Demaret could always handle his business on the golf course as he became the first three-time winner of the Masters.
Seve Ballesteros emerged from Spain and became one of the game's greatest players. He did it with a sense of style and charisma that have rarely been seen.
If Ian Fleming had written about a golfer and not a spy/double agent in James Bond, Golf.com surmised that the charming Ballesteros would have been the model. He was absolutely fearless on the golf course and always kept his cool, now matter how pressure-filled the situation.
Walter Hagen was one of the game's greatest players and he made his mark in the 1920s.
The Haig would often show up to events after a night of partying to excess and with little sleep. Still, he would dominate with one of the best swings the game has ever seen. He would show up at events with a "blonde on one arm and a clingy brunette on the other," according to Golf.com.
Few golfers ever enjoyed themselves like Hagen.
Chi Chi Rodriguez played the role of the comedian as he competed in the 1960s and '70s. He was quick with his smile and his jokes, but it was very tough for a Hispanic golfer to have attention paid to him in that era.
Rodriguez was known for his antics such as throwing his hat over the hole or pretending his putter was a sword after making a birdie putt.
However, when it came down to it, he was a tough competitor who could play the game against the best in the business and not back down.
Big John Daly may well be the most outrageous golfer ever. He has always had the ability to hit the ball an explosive distance, and there were even moments he could find the short game to make it all pay off.

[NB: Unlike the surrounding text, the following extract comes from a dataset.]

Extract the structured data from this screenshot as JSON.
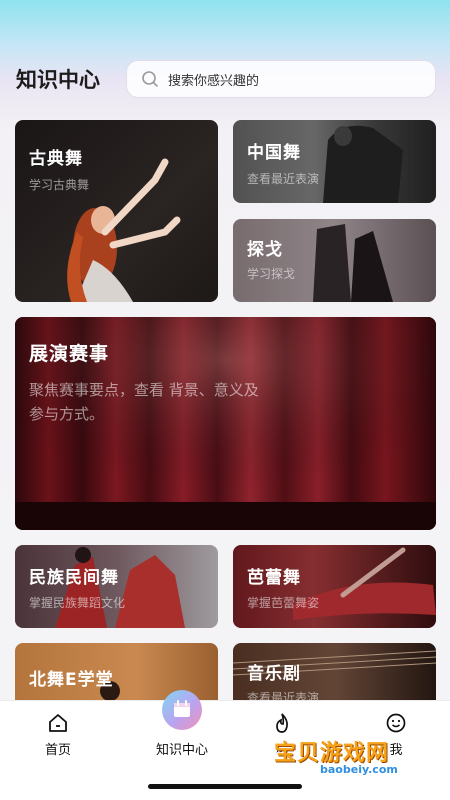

For the most part, however, Daly was overcome by his excesses. He abused alcohol, drugs and gambling. And, his golf career has been regularly stuck in the mud. However, he has always been a fan favorite. You never know what you will get from Daly, as he might shoot a 65 or he might blow up and shoot 80.
He may walk off the course in disgust, or he may put together a scintillating round.
He is perhaps the game's most colorful player in the its history.